Why the 2012 Paralympics matter
What will the legacy of the 2012 Paralympics be for athletes and spectators?
As the interest around 2012 grows, I cannot help but wonder how much of the build-up will take in the Paralympic Games alongside its able bodied cousin? Anecdotally, the main gripe about Paralympic sport seems to be a lack of understanding surrounding the complex categorisations in many events. Or as one friend put it to me: "I don't get how that bloke with no legs [Oscar Pistorius] gets to run against a bloke with one leg." Throw in a few T46, F13 and LC2's and the general public, along with more than a few inexpert journalists, are pretty confused.

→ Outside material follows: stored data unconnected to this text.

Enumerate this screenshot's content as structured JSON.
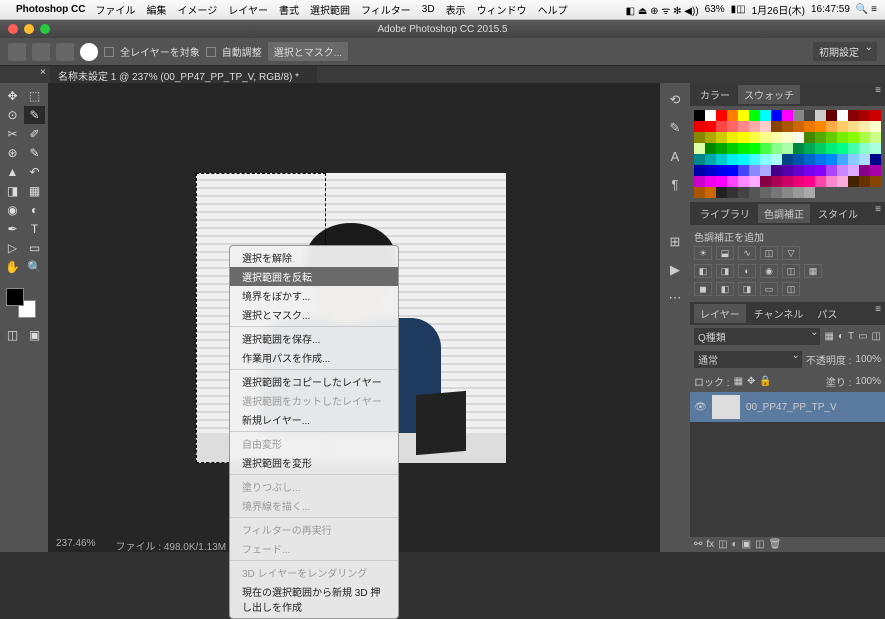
{
  "menubar": {
    "app": "Photoshop CC",
    "items": [
      "ファイル",
      "編集",
      "イメージ",
      "レイヤー",
      "書式",
      "選択範囲",
      "フィルター",
      "3D",
      "表示",
      "ウィンドウ",
      "ヘルプ"
    ],
    "battery": "63%",
    "date": "1月26日(木)",
    "time": "16:47:59"
  },
  "titlebar": {
    "title": "Adobe Photoshop CC 2015.5"
  },
  "optbar": {
    "all_layers": "全レイヤーを対象",
    "auto": "自動調整",
    "mask": "選択とマスク...",
    "preset": "初期設定"
  },
  "tab": {
    "name": "名称未設定 1 @ 237% (00_PP47_PP_TP_V, RGB/8) *"
  },
  "status": {
    "zoom": "237.46%",
    "size": "ファイル : 498.0K/1.13M"
  },
  "ctx": [
    "選択を解除",
    "選択範囲を反転",
    "境界をぼかす...",
    "選択とマスク...",
    "",
    "選択範囲を保存...",
    "作業用パスを作成...",
    "",
    "選択範囲をコピーしたレイヤー",
    "選択範囲をカットしたレイヤー",
    "新規レイヤー...",
    "",
    "自由変形",
    "選択範囲を変形",
    "",
    "塗りつぶし...",
    "境界線を描く...",
    "",
    "フィルターの再実行",
    "フェード...",
    "",
    "3D レイヤーをレンダリング",
    "現在の選択範囲から新規 3D 押し出しを作成"
  ],
  "ctx_disabled": [
    9,
    12,
    15,
    16,
    18,
    19,
    21
  ],
  "ctx_hl": 1,
  "panels": {
    "color": "カラー",
    "swatch": "スウォッチ",
    "lib": "ライブラリ",
    "adj": "色調補正",
    "style": "スタイル",
    "adj_add": "色調補正を追加",
    "layer": "レイヤー",
    "chan": "チャンネル",
    "path": "パス",
    "kind": "Q種類",
    "mode": "通常",
    "opacity": "不透明度 :",
    "opv": "100%",
    "lock": "ロック :",
    "fill": "塗り :",
    "fillv": "100%",
    "layer_name": "00_PP47_PP_TP_V"
  },
  "swatch_colors": [
    "#000",
    "#fff",
    "#f00",
    "#ff8000",
    "#ff0",
    "#0f0",
    "#0ff",
    "#00f",
    "#f0f",
    "#888",
    "#444",
    "#ccc",
    "#600",
    "#fff",
    "#800",
    "#a00",
    "#c00",
    "#e00",
    "#f00",
    "#f44",
    "#f66",
    "#f88",
    "#faa",
    "#fcc",
    "#840",
    "#a50",
    "#c60",
    "#e70",
    "#f80",
    "#fa4",
    "#fc6",
    "#fd8",
    "#fea",
    "#ffc",
    "#880",
    "#aa0",
    "#cc0",
    "#ee0",
    "#ff0",
    "#ff4",
    "#ff8",
    "#ffa",
    "#ffc",
    "#ffe",
    "#480",
    "#5a0",
    "#6c0",
    "#7e0",
    "#8f0",
    "#af4",
    "#cf8",
    "#dfa",
    "#080",
    "#0a0",
    "#0c0",
    "#0e0",
    "#0f0",
    "#4f4",
    "#8f8",
    "#afa",
    "#084",
    "#0a5",
    "#0c6",
    "#0e7",
    "#0f8",
    "#4fa",
    "#8fc",
    "#afd",
    "#088",
    "#0aa",
    "#0cc",
    "#0ee",
    "#0ff",
    "#4ff",
    "#8ff",
    "#aff",
    "#048",
    "#05a",
    "#06c",
    "#07e",
    "#08f",
    "#4af",
    "#8cf",
    "#adf",
    "#008",
    "#00a",
    "#00c",
    "#00e",
    "#00f",
    "#44f",
    "#88f",
    "#aaf",
    "#408",
    "#50a",
    "#60c",
    "#70e",
    "#80f",
    "#a4f",
    "#c8f",
    "#daf",
    "#808",
    "#a0a",
    "#c0c",
    "#e0e",
    "#f0f",
    "#f4f",
    "#f8f",
    "#faf",
    "#804",
    "#a05",
    "#c06",
    "#e07",
    "#f08",
    "#f4a",
    "#f8c",
    "#fad",
    "#420",
    "#630",
    "#840",
    "#a50",
    "#c60",
    "#222",
    "#333",
    "#444",
    "#555",
    "#666",
    "#777",
    "#888",
    "#999",
    "#aaa"
  ]
}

Most of us are aware of the inspirational stories around the Paralympics, but for those who doubt the entertainment value of the sport itself you've only to watch the men's 100m final at the IPC world championships this year – a thrilling race between the favourite, Pistorius, and Jerome Singleton – for a great example of how brilliant it can be.
But though demand for tickets to watch the athletics at the Olympic Games is likely to be through the roof, will it be the same story just a few weeks later at the Paralympic Games? Probably not. I would suggest that a large part of that may simply be down to 2012 fatigue. How long will it be before organisers seriously consider staging the Paralympic Games ahead of the Olympic Games? For a first peek inside the venues, surely a much larger crowd would be drawn to watch Paralympic sport – and many may find themselves enlightened and converted.
Meanwhile, with the British Olympic Association currently wrangling over how much profit it can cream out of 2012 – more if it extracts profits post Olympic Games, before the start of the Paralympic Games – what kind of message is being sent out, albeit inadvertently, to disabled sport and disabled people in the UK?
While we debate the profile of the Paralympics, let's not forget the wider issues around disability and sport that are in danger of being overlooked. We've been bombarded with information on the "legacy" of 2012, but what kind of legacy will there be for the disabled population of this country? Already severely under represented on TV, in government and industry, the Paralympics provide the biggest opportunity for increasing disability awareness in history, but will it have a chance to make a difference?
Interactive, a London-based organisation that works to improve disability equality in sport in the capital, claim the shocking statistic that of 1.5million disabled Londoners, a whopping 78% are inactive. Inclusive Fitness London is working towards achieving a disabled user-friendly kitemark standard for gyms and leisure facilities in all of the London boroughs – currently 52 are accredited, with 34 pending. But with over 1,000 fitness and sports facilities in London available to 6.2million able-bodied Londoners, the numbers just don't square if you're disabled.
And it's not just those wanting to take part in the action who are facing barriers. Disabled football fans have been fighting for years for better access to grounds. While areas for wheelchair supporters are a familiar sight at most Premier League grounds these days, scratch the surface and a myriad of problems can be found.
At Old Trafford – a 2012 venue - access for wheelchair fans operates on a rota system during the season, with demand outweighing availability by 4:1 for some fixtures, while at Stamford Bridge there is room for only three away fans in the wheelchair section. Disabled supporters want to be treated like any other and yet at many clubs home and away fans suffer the indignity of being sat together as though they are one group. While there are positive examples – Arsenal's Emirates Stadium and Wembley boast 0.34% wheelchair seating – football is badly lagging behind national recommendations for disabled facilities.
One bright piece of news is that the newly built 2012 sporting venues are leading the way for disabled access, providing almost three times the Wembley model of access with 1% seating for wheelchair spectators.
But that a large part of the discussion – and statistics available – remains centred on wheelchair accessibility merely underlines yet another problem in the disability debate as only 3-5% of disabled Londoners are wheelchair users, a tiny proportion.
There is such a long road to be travelled before disability sport and disabled people wanting to lead active lifestyles are treated like their able-bodied counterparts. If 2012 is to have a legacy, this should be the most precious of all.